Phase Slips, Dislocations, Half-Integer Vortices, Two-Fluid Hydrodynamics, and the Chiral Anomaly in Charge and Spin Density Waves

Abstract

This brief review recalls some chapters in theory of sliding incommensurate density waves which may have appeared after inspirations from studies of Dzyaloshinskii and collaborations with him. First we address the spin density waves which rich order parameter allows for an unusual object of a complex topological nature: a half-integer dislocation combined with a semi-vortex of the staggered magnetization. It becomes energetically preferable with respect to an ordinary dislocation due to the high Coulomb energy at low concentration of carriers. Generation of these objects should form a sequence of π-phase slips in accordance with experimental doubling of the phase-slips rate.
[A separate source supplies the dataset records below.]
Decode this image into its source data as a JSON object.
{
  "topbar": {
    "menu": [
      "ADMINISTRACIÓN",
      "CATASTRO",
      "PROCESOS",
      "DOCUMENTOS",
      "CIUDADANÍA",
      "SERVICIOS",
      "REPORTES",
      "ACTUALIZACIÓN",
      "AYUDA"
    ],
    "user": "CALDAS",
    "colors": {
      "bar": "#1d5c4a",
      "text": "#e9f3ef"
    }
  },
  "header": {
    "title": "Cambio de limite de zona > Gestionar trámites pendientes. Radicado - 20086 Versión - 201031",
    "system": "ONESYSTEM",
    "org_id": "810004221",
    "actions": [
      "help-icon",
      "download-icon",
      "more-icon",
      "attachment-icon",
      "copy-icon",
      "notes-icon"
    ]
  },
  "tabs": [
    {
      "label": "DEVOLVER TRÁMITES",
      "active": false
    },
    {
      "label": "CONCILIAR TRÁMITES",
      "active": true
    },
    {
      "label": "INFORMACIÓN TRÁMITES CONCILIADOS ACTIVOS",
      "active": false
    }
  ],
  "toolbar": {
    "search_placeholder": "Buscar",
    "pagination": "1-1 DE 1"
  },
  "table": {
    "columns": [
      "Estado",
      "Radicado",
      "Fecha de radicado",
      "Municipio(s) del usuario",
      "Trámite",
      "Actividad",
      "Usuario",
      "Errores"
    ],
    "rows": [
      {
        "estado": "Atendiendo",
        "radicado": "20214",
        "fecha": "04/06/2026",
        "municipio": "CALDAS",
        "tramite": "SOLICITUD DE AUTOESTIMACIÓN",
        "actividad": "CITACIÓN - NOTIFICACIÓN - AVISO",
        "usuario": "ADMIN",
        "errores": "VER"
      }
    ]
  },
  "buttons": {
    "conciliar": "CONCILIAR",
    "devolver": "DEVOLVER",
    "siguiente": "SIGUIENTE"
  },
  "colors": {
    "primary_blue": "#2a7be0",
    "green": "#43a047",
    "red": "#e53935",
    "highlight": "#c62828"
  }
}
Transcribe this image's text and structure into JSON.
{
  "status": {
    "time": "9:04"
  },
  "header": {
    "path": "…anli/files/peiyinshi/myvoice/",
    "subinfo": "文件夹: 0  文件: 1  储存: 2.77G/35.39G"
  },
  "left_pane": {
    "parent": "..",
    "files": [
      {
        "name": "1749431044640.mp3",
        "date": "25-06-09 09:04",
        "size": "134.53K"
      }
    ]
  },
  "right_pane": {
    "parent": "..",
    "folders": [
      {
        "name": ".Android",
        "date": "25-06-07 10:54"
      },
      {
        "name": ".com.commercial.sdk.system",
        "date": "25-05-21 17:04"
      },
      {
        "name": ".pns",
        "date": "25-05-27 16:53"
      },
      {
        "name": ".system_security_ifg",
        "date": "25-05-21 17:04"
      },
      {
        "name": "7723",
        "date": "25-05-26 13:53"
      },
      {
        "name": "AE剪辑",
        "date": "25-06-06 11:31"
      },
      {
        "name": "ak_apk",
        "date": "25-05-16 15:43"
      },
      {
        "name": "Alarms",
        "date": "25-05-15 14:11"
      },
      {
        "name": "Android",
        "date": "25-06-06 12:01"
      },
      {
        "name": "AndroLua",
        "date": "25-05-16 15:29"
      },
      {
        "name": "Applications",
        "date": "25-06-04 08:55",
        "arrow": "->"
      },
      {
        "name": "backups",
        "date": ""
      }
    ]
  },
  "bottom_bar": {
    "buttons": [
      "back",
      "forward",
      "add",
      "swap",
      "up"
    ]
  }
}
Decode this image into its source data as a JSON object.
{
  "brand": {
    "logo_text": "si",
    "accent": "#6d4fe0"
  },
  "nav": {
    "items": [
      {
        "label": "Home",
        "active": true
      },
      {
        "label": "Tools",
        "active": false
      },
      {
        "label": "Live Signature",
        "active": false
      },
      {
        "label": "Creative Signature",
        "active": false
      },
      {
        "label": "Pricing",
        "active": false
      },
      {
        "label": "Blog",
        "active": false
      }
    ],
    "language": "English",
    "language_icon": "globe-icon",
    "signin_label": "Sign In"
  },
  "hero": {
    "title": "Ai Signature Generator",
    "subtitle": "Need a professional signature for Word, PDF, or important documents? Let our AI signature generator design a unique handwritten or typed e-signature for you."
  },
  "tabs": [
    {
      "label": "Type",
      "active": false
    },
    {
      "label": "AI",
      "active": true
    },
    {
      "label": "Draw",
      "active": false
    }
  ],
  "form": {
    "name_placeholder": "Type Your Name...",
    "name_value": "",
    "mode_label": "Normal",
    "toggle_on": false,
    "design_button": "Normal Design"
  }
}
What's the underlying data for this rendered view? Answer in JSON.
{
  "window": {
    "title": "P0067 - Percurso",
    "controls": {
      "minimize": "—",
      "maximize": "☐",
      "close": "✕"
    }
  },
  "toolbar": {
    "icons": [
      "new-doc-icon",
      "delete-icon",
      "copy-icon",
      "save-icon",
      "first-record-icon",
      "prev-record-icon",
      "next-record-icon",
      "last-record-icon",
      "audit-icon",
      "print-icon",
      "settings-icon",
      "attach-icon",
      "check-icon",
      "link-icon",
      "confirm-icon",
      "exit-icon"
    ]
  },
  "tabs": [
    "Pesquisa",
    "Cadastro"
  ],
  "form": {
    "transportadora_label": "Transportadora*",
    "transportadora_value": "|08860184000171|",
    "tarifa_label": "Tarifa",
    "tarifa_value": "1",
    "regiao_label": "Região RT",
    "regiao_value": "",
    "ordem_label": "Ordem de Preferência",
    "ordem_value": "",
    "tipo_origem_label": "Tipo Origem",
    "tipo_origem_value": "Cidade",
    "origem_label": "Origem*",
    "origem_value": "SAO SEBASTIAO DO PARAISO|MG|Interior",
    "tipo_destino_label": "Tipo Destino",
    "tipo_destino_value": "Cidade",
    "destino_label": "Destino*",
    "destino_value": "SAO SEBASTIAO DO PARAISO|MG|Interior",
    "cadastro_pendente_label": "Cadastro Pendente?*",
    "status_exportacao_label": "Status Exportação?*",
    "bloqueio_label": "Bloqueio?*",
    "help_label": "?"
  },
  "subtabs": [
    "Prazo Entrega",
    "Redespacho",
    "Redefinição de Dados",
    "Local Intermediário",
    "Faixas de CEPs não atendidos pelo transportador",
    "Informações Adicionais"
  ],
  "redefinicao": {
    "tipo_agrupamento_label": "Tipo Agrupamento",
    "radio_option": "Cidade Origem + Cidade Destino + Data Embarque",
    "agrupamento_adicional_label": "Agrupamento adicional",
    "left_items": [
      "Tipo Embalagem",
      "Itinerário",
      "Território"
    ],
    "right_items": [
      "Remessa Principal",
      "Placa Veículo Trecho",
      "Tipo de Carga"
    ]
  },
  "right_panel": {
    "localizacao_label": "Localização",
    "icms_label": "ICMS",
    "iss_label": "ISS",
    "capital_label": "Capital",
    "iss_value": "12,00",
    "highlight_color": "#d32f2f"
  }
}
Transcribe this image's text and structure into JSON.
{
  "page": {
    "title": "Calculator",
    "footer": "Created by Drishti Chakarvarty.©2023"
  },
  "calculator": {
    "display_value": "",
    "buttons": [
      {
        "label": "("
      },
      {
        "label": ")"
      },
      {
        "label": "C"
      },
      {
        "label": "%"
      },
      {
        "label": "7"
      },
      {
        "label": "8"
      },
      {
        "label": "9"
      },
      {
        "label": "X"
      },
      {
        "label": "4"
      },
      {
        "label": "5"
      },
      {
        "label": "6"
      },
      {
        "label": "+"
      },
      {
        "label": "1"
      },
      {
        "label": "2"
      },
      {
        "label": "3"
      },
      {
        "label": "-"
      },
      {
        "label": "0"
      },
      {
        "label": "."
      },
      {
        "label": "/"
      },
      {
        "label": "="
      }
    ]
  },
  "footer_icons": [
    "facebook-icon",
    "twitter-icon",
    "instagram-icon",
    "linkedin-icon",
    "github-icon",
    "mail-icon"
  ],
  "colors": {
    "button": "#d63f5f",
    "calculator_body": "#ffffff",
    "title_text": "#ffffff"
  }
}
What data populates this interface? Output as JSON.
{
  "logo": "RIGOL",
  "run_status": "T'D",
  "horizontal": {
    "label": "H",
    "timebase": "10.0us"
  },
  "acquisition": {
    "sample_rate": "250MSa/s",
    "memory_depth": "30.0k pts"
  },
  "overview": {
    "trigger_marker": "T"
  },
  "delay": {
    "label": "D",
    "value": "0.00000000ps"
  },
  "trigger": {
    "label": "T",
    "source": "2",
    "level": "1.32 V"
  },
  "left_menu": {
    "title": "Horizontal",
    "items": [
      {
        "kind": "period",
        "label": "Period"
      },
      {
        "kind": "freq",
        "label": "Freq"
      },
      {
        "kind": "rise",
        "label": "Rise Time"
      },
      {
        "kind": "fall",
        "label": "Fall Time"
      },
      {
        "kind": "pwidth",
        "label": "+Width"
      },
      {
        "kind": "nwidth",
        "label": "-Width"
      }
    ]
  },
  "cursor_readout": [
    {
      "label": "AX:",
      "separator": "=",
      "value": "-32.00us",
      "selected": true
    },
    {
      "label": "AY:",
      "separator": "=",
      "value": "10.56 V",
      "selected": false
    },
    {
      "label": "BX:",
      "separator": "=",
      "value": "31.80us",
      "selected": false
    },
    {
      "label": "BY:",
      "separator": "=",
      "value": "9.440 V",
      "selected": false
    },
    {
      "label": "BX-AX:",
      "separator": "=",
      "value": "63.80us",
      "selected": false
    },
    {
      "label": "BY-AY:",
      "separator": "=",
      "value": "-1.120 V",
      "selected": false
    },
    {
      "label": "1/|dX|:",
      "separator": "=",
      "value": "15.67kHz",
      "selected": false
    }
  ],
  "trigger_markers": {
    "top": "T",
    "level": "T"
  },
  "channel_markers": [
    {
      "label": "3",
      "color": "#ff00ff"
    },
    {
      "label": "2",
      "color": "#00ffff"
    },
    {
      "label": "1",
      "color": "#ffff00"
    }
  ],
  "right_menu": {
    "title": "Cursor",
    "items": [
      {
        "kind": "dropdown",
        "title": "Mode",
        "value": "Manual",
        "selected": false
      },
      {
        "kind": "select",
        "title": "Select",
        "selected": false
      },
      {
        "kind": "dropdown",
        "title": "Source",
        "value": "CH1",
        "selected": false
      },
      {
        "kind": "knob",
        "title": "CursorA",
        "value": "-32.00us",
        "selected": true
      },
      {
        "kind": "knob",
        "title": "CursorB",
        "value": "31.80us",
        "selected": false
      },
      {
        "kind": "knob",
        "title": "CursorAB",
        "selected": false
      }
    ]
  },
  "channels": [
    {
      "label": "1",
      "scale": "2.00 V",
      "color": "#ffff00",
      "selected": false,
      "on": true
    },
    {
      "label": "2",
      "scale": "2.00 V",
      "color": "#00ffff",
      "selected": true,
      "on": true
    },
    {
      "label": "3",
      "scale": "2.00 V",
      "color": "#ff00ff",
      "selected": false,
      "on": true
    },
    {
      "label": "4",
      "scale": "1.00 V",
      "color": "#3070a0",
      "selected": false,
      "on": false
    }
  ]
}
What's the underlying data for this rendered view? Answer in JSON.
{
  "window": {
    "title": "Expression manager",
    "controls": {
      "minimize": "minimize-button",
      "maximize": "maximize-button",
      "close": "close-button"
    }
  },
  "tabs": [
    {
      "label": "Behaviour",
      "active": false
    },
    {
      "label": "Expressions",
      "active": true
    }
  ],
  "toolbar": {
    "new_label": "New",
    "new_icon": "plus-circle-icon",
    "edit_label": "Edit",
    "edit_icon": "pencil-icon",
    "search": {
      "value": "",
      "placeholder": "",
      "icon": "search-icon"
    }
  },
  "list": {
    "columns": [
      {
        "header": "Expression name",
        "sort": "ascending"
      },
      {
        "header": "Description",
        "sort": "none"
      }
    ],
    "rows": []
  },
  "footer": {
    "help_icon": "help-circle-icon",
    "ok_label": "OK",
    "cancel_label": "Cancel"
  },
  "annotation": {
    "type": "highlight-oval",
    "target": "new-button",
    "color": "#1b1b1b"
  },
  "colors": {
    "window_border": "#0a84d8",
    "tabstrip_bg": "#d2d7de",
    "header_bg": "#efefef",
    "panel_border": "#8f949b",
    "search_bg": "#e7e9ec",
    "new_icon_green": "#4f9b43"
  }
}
Next, we revise the commonly employed TDGL approach which is shown to suffer from a violation of the charge conservation law resulting in nonphysical generation of particles which is particularly pronounced for electronic vortices in the course of their nucleation or motion. The suggested consistent theory exploits the chiral transformations taking into account the principle contribution of the fermionic chiral anomaly to the effective action. The derived equations clarify partitions of charges, currents, and rigidity among subsystems of condensed and normal carriers and the gluing electric field. Being non-analytical with respect to the order parameter, contrarily the conventional TDGL type, the resulting equations still allow for a numerical modeling of transient processes related to space- and spatiotemporal vorticity in DWs.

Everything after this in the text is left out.